The primary purpose of the path checkers is to check the availability of
the paths (my, that was easy :-).

And the main problem we have with the path checkers is that they are using
actual SCSI commands to determine this, thereby incurring unrelated errors
(Disk errors, delaying response due to blocked path behaviour or error handling
etc). So we have to invest quite a bit of logic to separate the 'true' path
condition from unrelated errors, simply because we're checking at the wrong
level; the path state is maintained by the transport layer, not by the
SCSI layer.

So the suggestion here is to check the transport layer for the path states
and do away with the existing path_checker SG_IO mechanism.

The secondary use of the path checkers (determine inactive paths) will have
to be delegated to the priority callouts, which then have to arrange the
paths correctly.

FC Transport already maintains an attribute for the path state, and even
sends netlink events if and when this attribute changes. For iSCSI I have
to defer to your superior knowledge; of course it would be easiest if
iSCSI could send out the very same message FC does.

> 
> 
> Also for this one:
> -----------------------
> How to communication device went away:
> 1) send event to udev (uses netlink)
> -----------------------
> 
> Is this an event when dev_loss_tmo fires or when the LLD first detects
> something like a link down (or any event it might block the rport for),
> or would it be for when the fast fail io tmo fires (when the fc class is
> going to fail running IO and incoming IO), or would we have events for
> all of them?
> 
Currently the event is sent when the device itself is removed from sysfs.
And only then can we actually update the path maps and (possibly) change
to another part. We cannot do anything when the path is blocked (ie when
dev_loss_tmo is active) as we require this interval to capture jitter on
the line.

So we have this state diagram:

sdev state:   RUNNING  <-> BLOCKED -> CANCEL
mpath state:  path up  <-> <stall> -> path down / remove from map

Notice the '<stall>' here; we cannot check the path state when the
sdev is blocked as all I/O will be queued. And also note that we
now lump two different multipath path states together; a path down
is basically always followed immediately by a path remove event.

However, when all paths are down (and queue_if_no_path is active) we might
run into a deadlock when a path comes back, as we might not have enough
memory to actually create the required structures.

Idea was to modify the state machine so that fast_fail_io_tmo is
being made mandatory, which transitions the sdev into an intermediate
state 'DISABLED' and sends out a netlink message.

sdev state:   RUNNING <-> BLOCKED <-> DISABLED -> CANCEL
mpath state:  path up <-> <stall> <-> path down -> remove from map

This will allow us to switch paths early, ie when it moves into
'DISABLED' state. But the path structure themselves are still alive,
so when a path comes back between 'DISABLED' and 'CANCEL' we won't
have an issue reconnecting it. And we could even allow to set a
dev_loss_tmo to infinity thereby simulating the 'old' behaviour.
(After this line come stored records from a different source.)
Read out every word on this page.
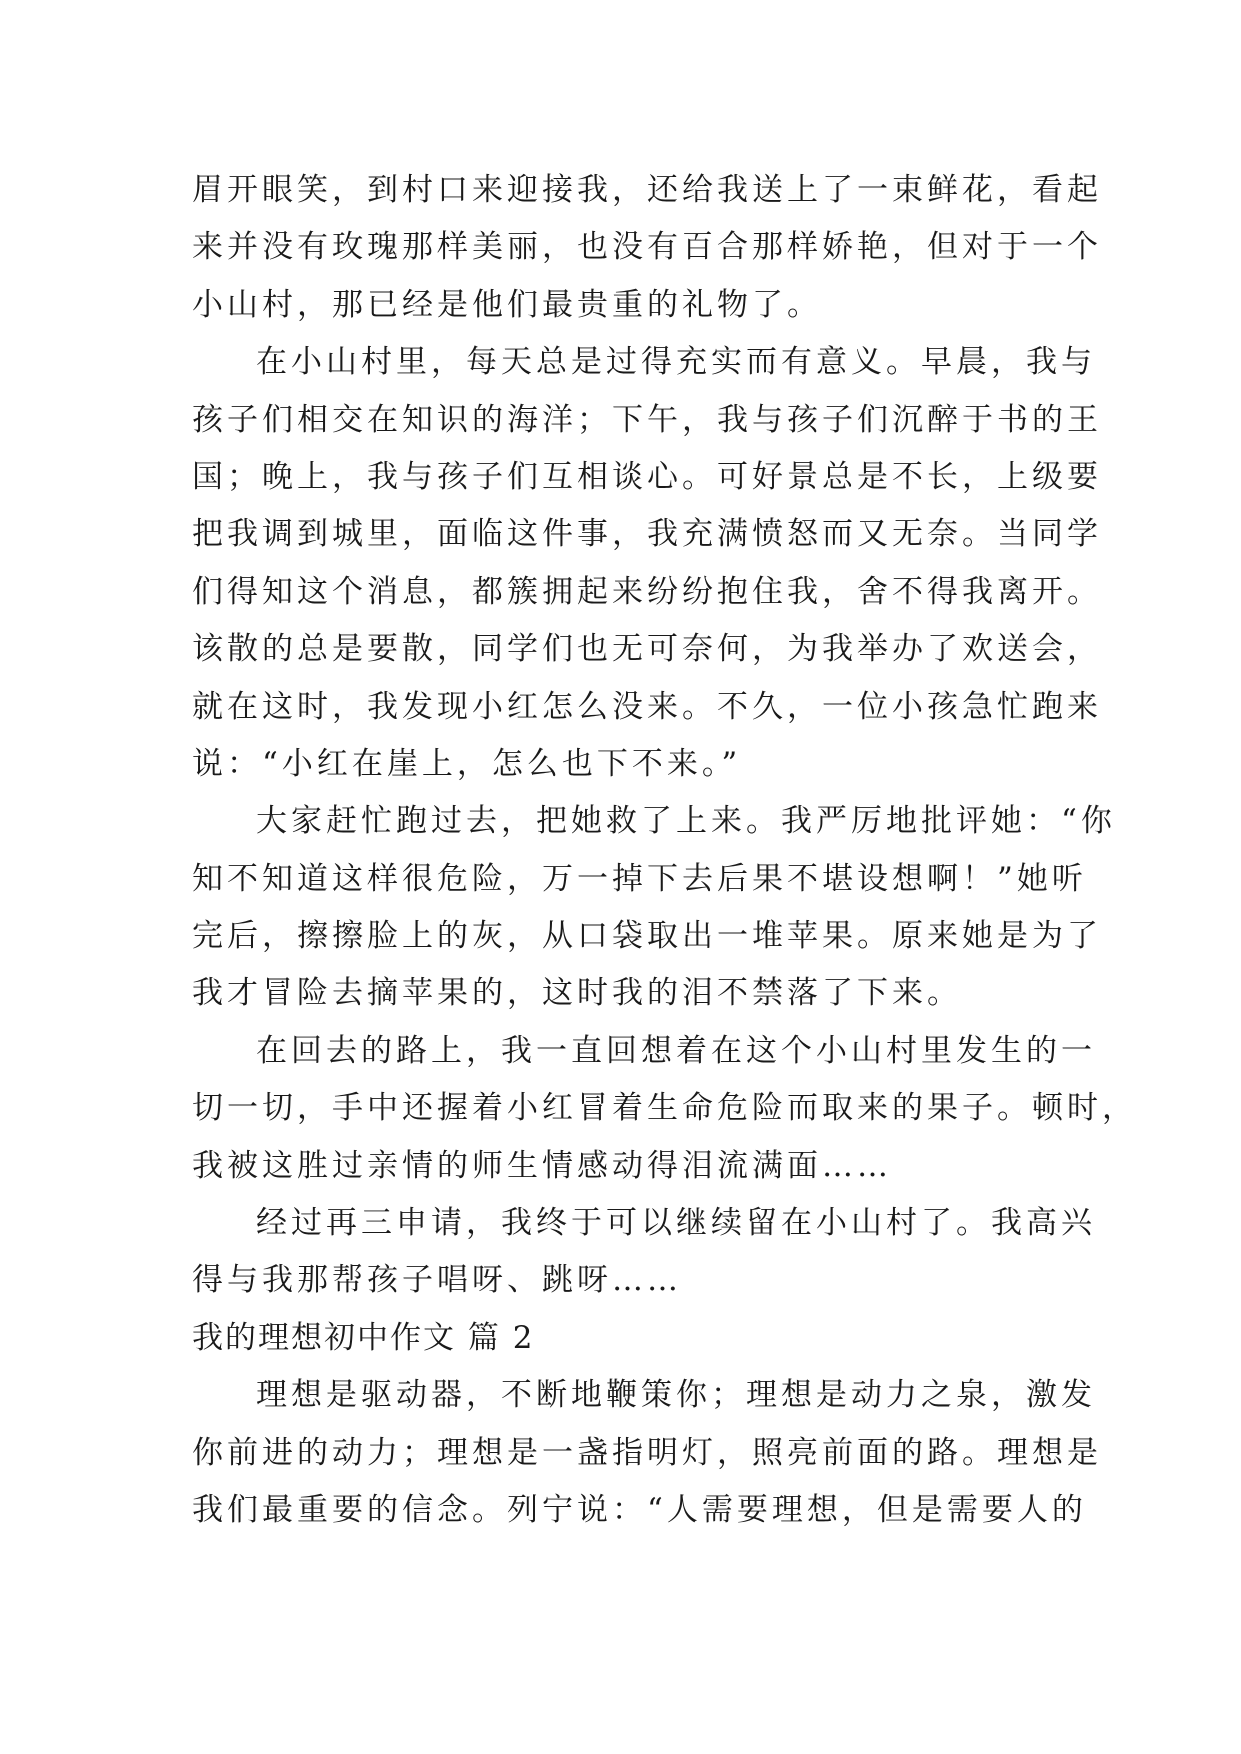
眉开眼笑，到村口来迎接我，还给我送上了一束鲜花，看起
来并没有玫瑰那样美丽，也没有百合那样娇艳，但对于一个
小山村，那已经是他们最贵重的礼物了。
在小山村里，每天总是过得充实而有意义。早晨，我与
孩子们相交在知识的海洋；下午，我与孩子们沉醉于书的王
国；晚上，我与孩子们互相谈心。可好景总是不长，上级要
把我调到城里，面临这件事，我充满愤怒而又无奈。当同学
们得知这个消息，都簇拥起来纷纷抱住我，舍不得我离开。
该散的总是要散，同学们也无可奈何，为我举办了欢送会，
就在这时，我发现小红怎么没来。不久，一位小孩急忙跑来
说：“小红在崖上，怎么也下不来。”
大家赶忙跑过去，把她救了上来。我严厉地批评她：“你
知不知道这样很危险，万一掉下去后果不堪设想啊！”她听
完后，擦擦脸上的灰，从口袋取出一堆苹果。原来她是为了
我才冒险去摘苹果的，这时我的泪不禁落了下来。
在回去的路上，我一直回想着在这个小山村里发生的一
切一切，手中还握着小红冒着生命危险而取来的果子。顿时，
我被这胜过亲情的师生情感动得泪流满面……
经过再三申请，我终于可以继续留在小山村了。我高兴
得与我那帮孩子唱呀、跳呀……
我的理想初中作文 篇 2
理想是驱动器，不断地鞭策你；理想是动力之泉，激发
你前进的动力；理想是一盏指明灯，照亮前面的路。理想是
我们最重要的信念。列宁说：“人需要理想，但是需要人的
However, this proposal didn't go through.

Instead it was proposed to do away with the unlimited queue_if_no_path
setting and _always_ have a timeout there, so that the machine is able
to recover after a certain period of time.

I still like my original proposal, though.

Maybe we can do the EU referendum thing and just ask again and again
until everyone becomes tired of it and just says 'yes' to get rid
of this issue ...

Cheers,

Hannes
-- 
Dr. Hannes Reinecke		      zSeries & Storage
hare at suse.de			      +49 911 74053 688
SUSE LINUX Products GmbH, Maxfeldstr. 5, 90409 Nürnberg
GF: Markus Rex, HRB 16746 (AG Nürnberg)